Ein folgenreicher Entschluss

    Der Wind trieb die Wolken rasch davon, es sah aus, als ob sie flüchteten. Da bebte Watteia, ihre Kräuselspitzen zitterten. Sie eilte dem Helden entgegen und strahlte: »Mein Gemahl, mein Sieger!«
    Junker Hohlkopf salutierte würdig im aufgeschlagenen Vorhangportal. Aus seinen Füßen rann das Wasser heraus. Der Obereinpuderer jammerte: »Bitte, betreten Sie den Wattepalast nicht so nass!«
    »Soll ich in der Tür stehen bleiben?«, grollte der Junker. »Nur bis Sie getrocknet sind!«
    Junker Hohlkopf drückte ihn mühelos zur Seite und ging in das feucht gewordene Zeltgebäude.
    Die Einwohner der Stadt machten sich ans Aufräumen. Sie entfernten Aste und Blätter von den Stoffdächern und fegten Pfützen vor den Haustüren leer. Noch nie hatten ihnen diese Arbeiten so viel Vergnügen gemacht, waren sie doch überzeugt davon, dass sie nun nie wieder vom Regen heimgesucht werden würden. Dies war der letzte Schauer gewesen. Von heute an würde ein Sonnentag dem anderen folgen, ungestört, ungehindert konnten sie als trockene Wölkchen zu ihren Oberstübchen emporschweben, immer und immer wieder.
    Einem aber war sterbenselend zu Mute. Klein-Wattoneon hätte lieber wochenlangen Regen ertragen, als seine geliebte Watteia verloren zu wissen, verloren an einen Unhold aus Blech.
    Jetzt war seine letzte Hoffnung geschwunden, dass es dem Junker genauso ergehen würde wie ihm. Deshalb entschloss er sich, seinem Leben ein Ende zu bereiten. Und wo gab es einen besseren Ort dafür? Im Wasser, am Meer.
    Er räumte sein Hauszelt sorgfältig auf und legte seine bescheidene Habe ordentlich zusammen. So macht es ein braver Mensch, ehe er diese Erde verlässt. In die Ecke neben die Tür stellte er die Müllfusselkarre und legte sein Arbeitszeug, die Fusselaufklaubegabel und die Fädcheneinsammelzange quer darüber. Er band die Stiele mit einer Schnur zusammen und knotete ein Schild daran fest:
    »Eigentum des Staates, zurückgegeben vom ehemaligen städtischen Fädcheneinsammler und Fusselaufklauber Klein-Wattoneon.«
    Er schluchzte trocken — hoffentlich kam alles in die Hände eines würdigen Nachfolgers.

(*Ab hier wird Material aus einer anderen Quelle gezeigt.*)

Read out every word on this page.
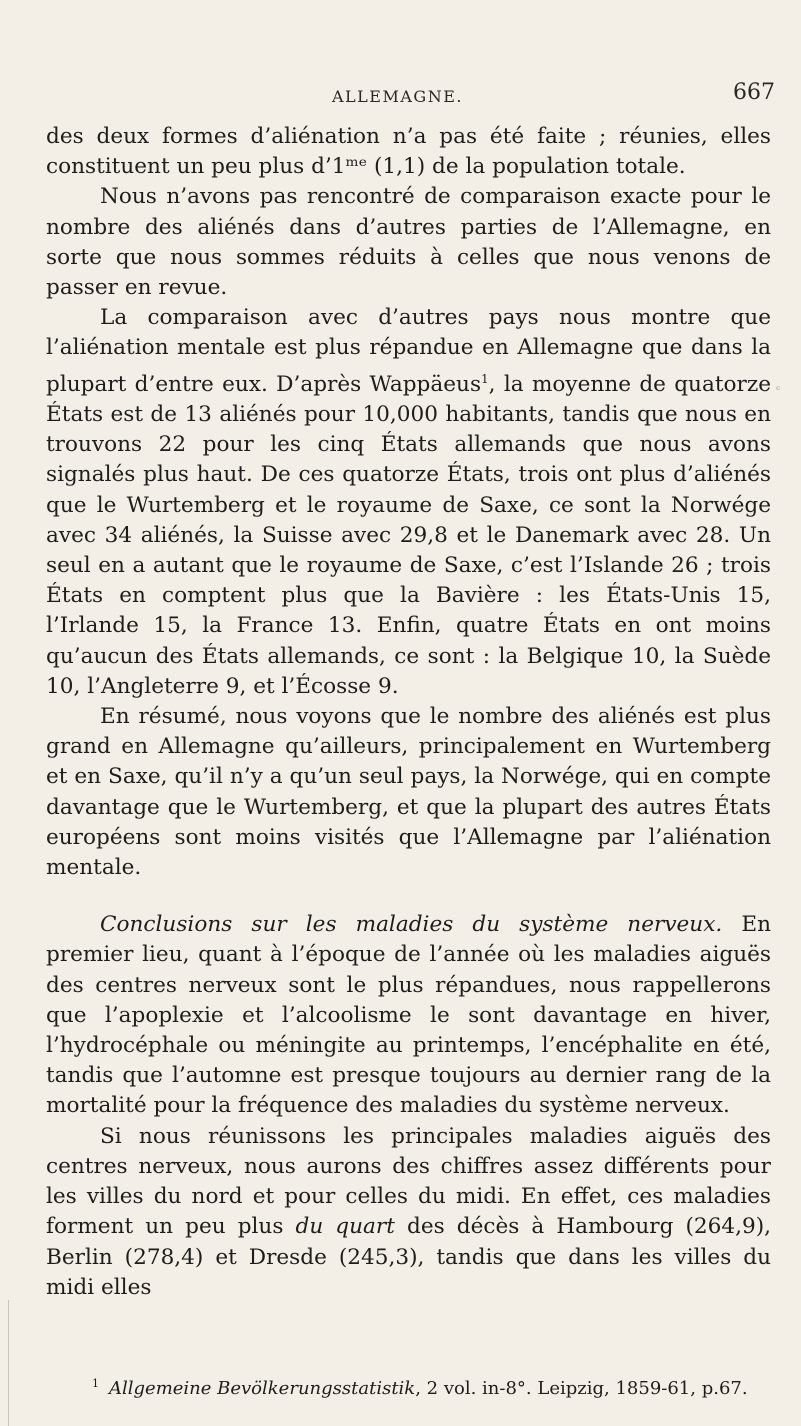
ALLEMAGNE.	667
ᶜ

des deux formes d’aliénation n’a pas été faite ; réunies, elles constituent un peu plus d’1ᵐᵉ (1,1) de la population totale.

Nous n’avons pas rencontré de comparaison exacte pour le nombre des aliénés dans d’autres parties de l’Allemagne, en sorte que nous sommes réduits à celles que nous venons de passer en revue.

La comparaison avec d’autres pays nous montre que l’aliénation mentale est plus répandue en Allemagne que dans la plupart d’entre eux. D’après Wappäeus$^1$, la moyenne de quatorze États est de 13 aliénés pour 10,000 habitants, tandis que nous en trouvons 22 pour les cinq États allemands que nous avons signalés plus haut. De ces quatorze États, trois ont plus d’aliénés que le Wurtemberg et le royaume de Saxe, ce sont la Norwége avec 34 aliénés, la Suisse avec 29,8 et le Danemark avec 28. Un seul en a autant que le royaume de Saxe, c’est l’Islande 26 ; trois États en comptent plus que la Bavière : les États-Unis 15, l’Irlande 15, la France 13. Enfin, quatre États en ont moins qu’aucun des États allemands, ce sont : la Belgique 10, la Suède 10, l’Angleterre 9, et l’Écosse 9.

En résumé, nous voyons que le nombre des aliénés est plus grand en Allemagne qu’ailleurs, principalement en Wurtemberg et en Saxe, qu’il n’y a qu’un seul pays, la Norwége, qui en compte davantage que le Wurtemberg, et que la plupart des autres États européens sont moins visités que l’Allemagne par l’aliénation mentale.

Conclusions sur les maladies du système nerveux. En premier lieu, quant à l’époque de l’année où les maladies aiguës des centres nerveux sont le plus répandues, nous rappellerons que l’apoplexie et l’alcoolisme le sont davantage en hiver, l’hydrocéphale ou méningite au printemps, l’encéphalite en été, tandis que l’automne est presque toujours au dernier rang de la mortalité pour la fréquence des maladies du système nerveux.

Si nous réunissons les principales maladies aiguës des centres nerveux, nous aurons des chiffres assez différents pour les villes du nord et pour celles du midi. En effet, ces maladies forment un peu plus du quart des décès à Hambourg (264,9), Berlin (278,4) et Dresde (245,3), tandis que dans les villes du midi elles

$^1$ Allgemeine Bevölkerungsstatistik, 2 vol. in-8°. Leipzig, 1859-61, p.67.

    Dann schloss er den Durchschlupf und steckte mit einer Nadel einen anderen Zettel daneben, worauf geschrieben stand: »Warten zwecklos, komme nicht wieder!« Und verließ seine Heimat.
    Wohl schaute ihm der eine oder andere nach, wie er so die Straße entlangwanderte, langsamer und immer langsamer schritt. Doch versuchte niemand ihn zurückzuhalten, da ja auch keiner seine Absicht kannte. Und schließlich hatte ja auch jeder alle Hände voll mit seinem eigenen Haus zu tun.
    So gelangte Klein-Wattoneon aus der Stadt und war tieftraurig — noch trauriger als zuvor schon, dass sein Abschied auf Nimmerwiedersehen keinen betrübte. Ein letztes Mal drehte er sich um und warf einen Blick voller Liebe zurück auf die Stadt und den Wattepalast. »Leb wohl, werde glücklich, Wattela!«, murmelte er. Und fast hätte ihn die Rührung über sein eigenes Unglück überwältigt.
    Er betrat den Dschungelpfad, der sich durch den Urwald wand, durch die Steppe, durch die Wiese und zum Meer.
    In der stillen Bucht rauschten die Wellen so gleichmütig, so ungerührt auch von Klein-Wattoneons Schicksal, doch auch so beruhigend und tröstlich. War das Wasser wirklich ein tödliches Element? Ach, hoffentlich brachte es ihm den Frieden.
    Noch einen Atemzug wollte er sich gönnen, sich ausruhen vom langen Marsch, ehe er sein Leben beendete. Auf einem Stein ließ er sich nieder. Schon sah er sich in Gedanken aufgelöst und zerfasert auf dem Wasser schwimmen, eine seltene Meeresblume... und bald würde nichts, nichts mehr von ihm übrig bleiben.
    Wieder ein trockenes Schluchzen. Nach einer Weile schaute er in die Runde: Wie schön doch die Welt war. Dann fiel sein Blick auf die Bretterwand. Da klebten noch die vom Regen verwaschenen Plakate mit der Ankündigung. Sie hatten sich teilweise gelöst und ihre Ecken hingen herab. Ausgeblichen von der Sonne waren sie auch und blass geworden, aber noch leserlich. Wozu? Jetzt brauchten sie ja keinen Helden mehr anzulocken.